Божественную суть не изменить:
Пророчествует странными стихами,
Свивается в серебряную нить,
Аукается чутко Вечность с нами.


XIII

                "Как люблю я этот легкий и свежий утренний час,
                когда люди еще спят, а земля уже пробуждается!               
                Вдыхаешь, пьешь, видишь рождающуюся телесную жизнь мира, –
                жизнь, тайна которой есть наше вечное и великое мучение..."
                ("Бернар")
               
Аукается чутко Вечность с нами,
Загадкам тихих звёзд предела нет,
А Млечный Путь туманными огнями
Влечёт, как мотыльков – далёкий свет.

Ночные мысли – траурные тени,
Не ловятся, не пишутся в тетрадь,
Тревожат хороводом привидений,
Сгибая ниц податливую стать.
С восходом мир приветствует прощенье,
Чтоб снова на закате умирать.

И каждый день мне хочется рождаться,
Чтоб милость божью видеть вновь и вновь.
А жизнь не останавливает танца,
Струится свет сквозь толщи облаков.


XIV

                "Теперь это легкое дыхание снова рассеялось в мире,               
                в этом облачном небе, в этом холодном весеннем ветре"
                ("Лёгкое дыхание")
               

Струится свет сквозь толщи облаков,
Клубится дым небесного кадила.
Шагать звенящей степью за светилом –
Желал ли ты себе судьбы такой?

Душа ещё светлее от дороги,
Ещё сильней угадывает боль
Людей – в пути отчаявшихся много.
Не для того ли сердце одиноко,
Что сберегло земли родимой соль?
Мир замер в ожидании итога…

Во многом знании – глубокая печаль.
Иди, пока не пойман смертной сетью.
Не жди, не прекословь, не обещай –
Незнание не требует прощенья…


XIV. Акромагистрал НЕ УМЕРЛИ ДЛЯ НАС

                "Нет, мертвые не умерли для нас!"
                ("Призраки")

Незнание не требует прощенья…
Ещё над морем месяц не потух –
Утраченного рая спелый дух
Медовым ветром тянется в ущелье.

Едва пронижет разомлевший взор
Рассветные туманы над Алупкой,
Легко заводит песню птичий хор.
Иссохнет окаянных дней скорлупка,
Дорогой моря чёлн подхватит хрупко
Лазурный вал, покатит на Мисхор.
   
Яснее слышим истину с годами,
Настойчивей родного неба зов,
Аукается чутко Вечность с нами,
Струится свет сквозь толщи облаков.

            
   
Иван Бунин (1870-1953) – прозаик и поэт, первый русской лауреат Нобелевской премии впервые приехал в Крым в 1889 году восемнадцатилетним юношей и навсегда влюбился в этот край.
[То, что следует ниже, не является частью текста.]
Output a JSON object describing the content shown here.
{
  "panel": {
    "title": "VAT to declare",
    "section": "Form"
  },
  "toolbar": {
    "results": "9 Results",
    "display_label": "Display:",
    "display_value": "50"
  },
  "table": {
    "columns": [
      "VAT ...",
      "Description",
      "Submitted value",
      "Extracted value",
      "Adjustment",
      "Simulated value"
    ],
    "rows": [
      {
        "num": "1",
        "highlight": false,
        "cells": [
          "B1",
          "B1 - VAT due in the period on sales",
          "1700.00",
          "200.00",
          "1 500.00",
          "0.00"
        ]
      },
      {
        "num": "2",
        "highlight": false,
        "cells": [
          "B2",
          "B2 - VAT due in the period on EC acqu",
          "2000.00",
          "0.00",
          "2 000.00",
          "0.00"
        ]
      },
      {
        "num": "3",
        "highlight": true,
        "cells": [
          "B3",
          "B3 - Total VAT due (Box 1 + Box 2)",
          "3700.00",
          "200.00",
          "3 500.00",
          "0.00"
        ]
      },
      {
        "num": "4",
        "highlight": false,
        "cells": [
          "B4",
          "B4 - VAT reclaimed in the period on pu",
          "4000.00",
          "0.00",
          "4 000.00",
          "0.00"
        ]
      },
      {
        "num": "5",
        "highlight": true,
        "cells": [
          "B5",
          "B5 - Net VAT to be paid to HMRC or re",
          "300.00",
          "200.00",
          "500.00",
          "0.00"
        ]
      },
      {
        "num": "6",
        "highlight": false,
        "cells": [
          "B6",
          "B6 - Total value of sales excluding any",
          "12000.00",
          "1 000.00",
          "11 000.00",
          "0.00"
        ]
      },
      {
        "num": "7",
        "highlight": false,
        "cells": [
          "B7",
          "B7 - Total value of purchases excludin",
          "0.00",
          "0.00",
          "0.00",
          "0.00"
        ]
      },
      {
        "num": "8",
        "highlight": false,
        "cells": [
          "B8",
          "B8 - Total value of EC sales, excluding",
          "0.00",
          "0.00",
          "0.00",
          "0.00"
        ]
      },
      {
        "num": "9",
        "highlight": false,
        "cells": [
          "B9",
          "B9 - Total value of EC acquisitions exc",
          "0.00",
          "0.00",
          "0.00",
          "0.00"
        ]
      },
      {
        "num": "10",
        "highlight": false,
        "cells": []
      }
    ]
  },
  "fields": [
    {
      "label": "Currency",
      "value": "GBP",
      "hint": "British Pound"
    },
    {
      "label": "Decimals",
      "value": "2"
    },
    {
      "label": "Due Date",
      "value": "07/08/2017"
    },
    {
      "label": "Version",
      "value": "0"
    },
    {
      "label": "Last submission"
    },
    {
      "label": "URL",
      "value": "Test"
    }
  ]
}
С тех пор невидимой, но прочной нитью, жизнь Бунина оказалась связанной с Крымом, где он не только любовался красотами природы, общался с известными деятелями искусства, переживал моменты высочайшего духовного подъёма, но и обретал стимулы для дальнейших творческих начинаний. Последний раз писатель увидит Крым в 1912 году, а через несколько лет, в 1920 году, навсегда покинет родину. Но буквально на всех страницах бунинских произведений, на протяжении долгих шести десятилетий – от первых стихотворений о Крыме, датированных апрелем 1889 года, до рассказа "Алупка", созданного незадолго до смерти мастера, в 1949 году, нам будет являться образ Крыма.
Тема "Утраченного рая" раскрыта писателем в рассказах "Антоновские яблоки", "Чистый понедельник", "Митина любовь" и др.